There has been huge local publicity recently about the proposal by Cottesbrooke Junior School to close at 1pm on Fridays. The school says this would enable better use of teacher PPA time – which stands for planning, preparation and assessment. I attended a packed meeting at the school last Wednesday, which discussed the plans. Its fair to say that the large number of parents who attended were overwhelmingly hostile to the proposal. I share their concerns.

Teachers have to be given 10% PPA time, but when this is done and how it is organised is largely up to each school’s governing body. Up till now Cottesbrooke Junior (like virtually every other school in Birmingham) has employed supply teachers to free up teachers for their PPA time, while enabling lessons to carry on. The proposal discussed last Wednesday would mean the school would shut at 1pm on Fridays, with other timings remaining unchanged. We were told this would result in a reduction of teaching hours from 25 hours per week to 23 hours 50 minutes per week (the statutory minimum is 23 hours 30 minutes per week). The Friday afternoon would then be free for PPA time, with all teachers able to work together.

The changes would also lead to a big saving in supply teaching costs (Cottesbrooke Junior School paid £67k for PPA cover by supply teachers last year). Provision would be made to enable children with both parents in work or full time education to remain in school, in after school clubs, until the normal end of the school day.

Some parents were concerned about the inconvenience this would cause – and it was made clear that Cottesbrooke Infant School has no plans to make the same change, so some parents with children at both schools will have two different journeys to make on Fridays, if the plans come to fruition. However parents were also very clear that their main concern is the reduction in teaching time their children would receive; which is over an hour a week.
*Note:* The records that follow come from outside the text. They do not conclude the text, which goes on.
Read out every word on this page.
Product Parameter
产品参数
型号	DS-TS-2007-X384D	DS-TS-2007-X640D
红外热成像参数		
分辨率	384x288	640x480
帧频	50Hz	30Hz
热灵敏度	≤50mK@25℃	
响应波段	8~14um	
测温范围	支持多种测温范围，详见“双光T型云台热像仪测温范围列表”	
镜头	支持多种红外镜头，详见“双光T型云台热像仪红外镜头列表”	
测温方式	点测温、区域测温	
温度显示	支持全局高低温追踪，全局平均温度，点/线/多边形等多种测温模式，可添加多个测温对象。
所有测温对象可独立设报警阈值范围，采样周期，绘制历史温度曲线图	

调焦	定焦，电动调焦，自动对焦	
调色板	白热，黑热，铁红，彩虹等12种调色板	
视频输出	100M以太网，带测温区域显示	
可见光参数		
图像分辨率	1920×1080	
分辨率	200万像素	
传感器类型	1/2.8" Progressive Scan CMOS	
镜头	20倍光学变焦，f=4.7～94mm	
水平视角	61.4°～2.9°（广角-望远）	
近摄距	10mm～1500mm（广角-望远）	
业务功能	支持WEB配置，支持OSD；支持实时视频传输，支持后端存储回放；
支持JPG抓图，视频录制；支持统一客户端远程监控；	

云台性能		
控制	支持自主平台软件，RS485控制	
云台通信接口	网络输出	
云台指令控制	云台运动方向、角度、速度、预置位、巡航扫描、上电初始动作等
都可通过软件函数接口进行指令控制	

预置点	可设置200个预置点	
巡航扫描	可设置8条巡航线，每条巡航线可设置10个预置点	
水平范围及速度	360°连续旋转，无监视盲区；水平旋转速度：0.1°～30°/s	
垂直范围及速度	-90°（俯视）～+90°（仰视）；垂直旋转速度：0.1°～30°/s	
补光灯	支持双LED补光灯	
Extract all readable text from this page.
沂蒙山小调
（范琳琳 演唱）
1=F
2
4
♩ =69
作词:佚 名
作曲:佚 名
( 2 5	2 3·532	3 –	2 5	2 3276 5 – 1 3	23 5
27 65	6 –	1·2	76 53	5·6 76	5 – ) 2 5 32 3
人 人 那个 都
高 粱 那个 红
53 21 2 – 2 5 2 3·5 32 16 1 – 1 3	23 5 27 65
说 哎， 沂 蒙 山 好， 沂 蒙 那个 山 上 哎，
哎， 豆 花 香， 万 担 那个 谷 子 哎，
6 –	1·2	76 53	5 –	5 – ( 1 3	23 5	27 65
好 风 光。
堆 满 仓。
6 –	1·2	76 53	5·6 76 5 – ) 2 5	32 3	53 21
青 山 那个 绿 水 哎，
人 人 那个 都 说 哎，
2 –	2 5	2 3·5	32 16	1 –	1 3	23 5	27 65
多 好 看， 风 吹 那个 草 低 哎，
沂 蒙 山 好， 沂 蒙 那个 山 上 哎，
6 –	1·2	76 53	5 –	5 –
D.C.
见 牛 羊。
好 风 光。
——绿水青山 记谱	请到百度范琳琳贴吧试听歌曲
The school basically argues that there will be no negative impact as the reduction is in supply taught hours, not hours taught by the class teacher and the class teacher will benefit from better organised PPA. However the school did say that the current supply teachers are good, so by logic this means each child will lose what amounts to well over a week’s worth of good teaching a year. This seems highly likely to have a negative impact on their education.

The School’s presentation also argued that Ninestiles, an OFSTED assessed excellent secondary school in Acocks Green closes early on Fridays. However they neglected to point out that Ninestiles pupils only leave early every other Friday afternoon and make up the time by starting earlier each day. When this was pointed out by a Director of Ninestiles, who was in the audience, they had to agree this was true.

The Head was keen to stress this was a consultation exercise and nothing has been decided. I worry that the way this ‘consultation’ has been conducted so far, seems very much on the basis that the School is trying to sell the idea to the parents, rather than even handedly giving the options. It that was the aim, its clear that its backfired rather dramatically.

A final decision will be taken by the School’s Governing Body on 8th December. I’d strongly recommend that any parent who hasn’t responded so far, writes to the Chair of Governors at the School, expressing their views on the proposals.

   1 Comment

One Response

  1. Michael says:

    It seems to have escaped the school leadership’s attention that the requirement for teachers’ PPA time is explicit that it should be in normal timetabled teaching time. If the school is not open, then the requirements are not going to be met. In theory, teachers would then still be entitled to 10% time out of the classroom during the remainder of the school week. It’s a complete non-solution!